Marion was the youngest of six children. There were 20 years between her and her oldest sibling and almost six years between her and Zeke, the next youngest. She was about 12 years old when Zeke enlisted. The tenderness he had for his baby sister is evident from the start of each letter — “Dear Toots.”

How do we find personal meaning in the grand scope of history?

After this greeting, Zeke often protested that “I have nothing to say.” He wrote passing complaints about KP (Kitchen Patrol) and digging post holes in the mud. “Time really flies here,” he mused.

His letters always asked about life back on the farm. He wondered if the planting was going well, then later in the year if “the corn was all in.” He envied their older brothers at the start of hunting season. He hoped his baby sister “got a good piece of deer meat.”

“I bet the new preacher is settling in,” Zeke wrote. “Never can tell it’s Sunday here.
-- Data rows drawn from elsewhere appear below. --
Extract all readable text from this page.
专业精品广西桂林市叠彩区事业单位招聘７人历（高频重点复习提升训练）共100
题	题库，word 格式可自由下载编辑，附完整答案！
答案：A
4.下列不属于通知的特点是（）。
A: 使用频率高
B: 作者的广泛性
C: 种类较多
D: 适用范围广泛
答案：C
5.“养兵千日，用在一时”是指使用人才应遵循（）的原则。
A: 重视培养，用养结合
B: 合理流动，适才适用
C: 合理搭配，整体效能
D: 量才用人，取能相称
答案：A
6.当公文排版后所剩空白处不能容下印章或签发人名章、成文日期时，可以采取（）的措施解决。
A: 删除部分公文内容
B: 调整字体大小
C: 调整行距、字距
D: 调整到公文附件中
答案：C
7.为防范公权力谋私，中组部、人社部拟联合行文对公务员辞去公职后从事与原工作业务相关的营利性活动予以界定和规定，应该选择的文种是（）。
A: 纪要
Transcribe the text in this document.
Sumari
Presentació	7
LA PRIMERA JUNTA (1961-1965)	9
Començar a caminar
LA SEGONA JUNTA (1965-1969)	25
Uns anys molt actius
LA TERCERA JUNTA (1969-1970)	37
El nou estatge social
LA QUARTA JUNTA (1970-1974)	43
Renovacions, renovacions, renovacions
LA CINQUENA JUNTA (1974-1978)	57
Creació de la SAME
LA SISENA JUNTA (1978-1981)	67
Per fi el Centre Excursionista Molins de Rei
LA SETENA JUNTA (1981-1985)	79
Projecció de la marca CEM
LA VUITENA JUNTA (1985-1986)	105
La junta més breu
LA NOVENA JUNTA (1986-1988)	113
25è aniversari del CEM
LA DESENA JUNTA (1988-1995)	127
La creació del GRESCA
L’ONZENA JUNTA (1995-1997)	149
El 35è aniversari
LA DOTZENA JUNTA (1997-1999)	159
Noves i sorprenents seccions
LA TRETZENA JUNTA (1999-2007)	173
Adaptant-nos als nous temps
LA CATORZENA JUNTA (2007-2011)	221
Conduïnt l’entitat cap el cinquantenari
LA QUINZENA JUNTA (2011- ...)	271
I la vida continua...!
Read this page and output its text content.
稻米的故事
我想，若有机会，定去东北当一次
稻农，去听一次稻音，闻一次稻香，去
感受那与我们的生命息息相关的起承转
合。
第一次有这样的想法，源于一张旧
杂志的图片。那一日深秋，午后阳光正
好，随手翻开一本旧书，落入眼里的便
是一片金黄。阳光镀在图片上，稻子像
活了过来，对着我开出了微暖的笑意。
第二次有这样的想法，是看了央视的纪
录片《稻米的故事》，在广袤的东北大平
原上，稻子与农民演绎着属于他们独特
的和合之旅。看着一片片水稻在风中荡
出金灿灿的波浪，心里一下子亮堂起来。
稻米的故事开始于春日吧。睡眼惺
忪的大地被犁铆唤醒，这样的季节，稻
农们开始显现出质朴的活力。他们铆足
Work all the time.”

As the years passed, he wrote from different cities: “I can say I was at Normandy and a lot of other places but Paris had them all beat. The styles there are way ahead of New York.” I chuckled at that!

My great-uncle experienced the end of World War II in Germany in real-time. He wrote of “thousands of German prisoners marching by” and how “their morale was below their knees.” There were also German women and children “fleeing the Russians.”

I read these letters during the hottest summer on record, what some are calling the “first extinction summer.” The war between Ukraine and Russia slogs on; there are more conflicts and rumors of wars.

How do we find personal meaning in the grand scope of history?

But what grace will we glimpse?

An ancient poet known as Isaiah wrote that nations are but a drop from the bucket, a speck of dust on the scales. And life is a breath, a sigh, a passing shadow on the face of the earth.

Uncle Zeke is remembered by my extended family as a gruff, working-class man. I doubt he would have considered himself a poet. But his words from the winter of 1945 fall down the corridor of time with a poetic ring:

“In a writing mood though I have nothing to say. I was just sitting here by the stove watching it snow for the first time. Was real big flakes.”

Was real big flakes. That line has stayed with me. I am reminded that my ancestors have experienced tragedies. Yet, people have noticed beauty, even in war. Zeke shared “real big flakes” with his baby sister, and I share the line with you, gentle reader, in case you are also in search of hope in our time. Not that most of us will witness snow here in the dog days of August … But what grace will we glimpse?

Jesus directed us to small, everyday miracles like mustard seeds and yeast. Like real big flakes.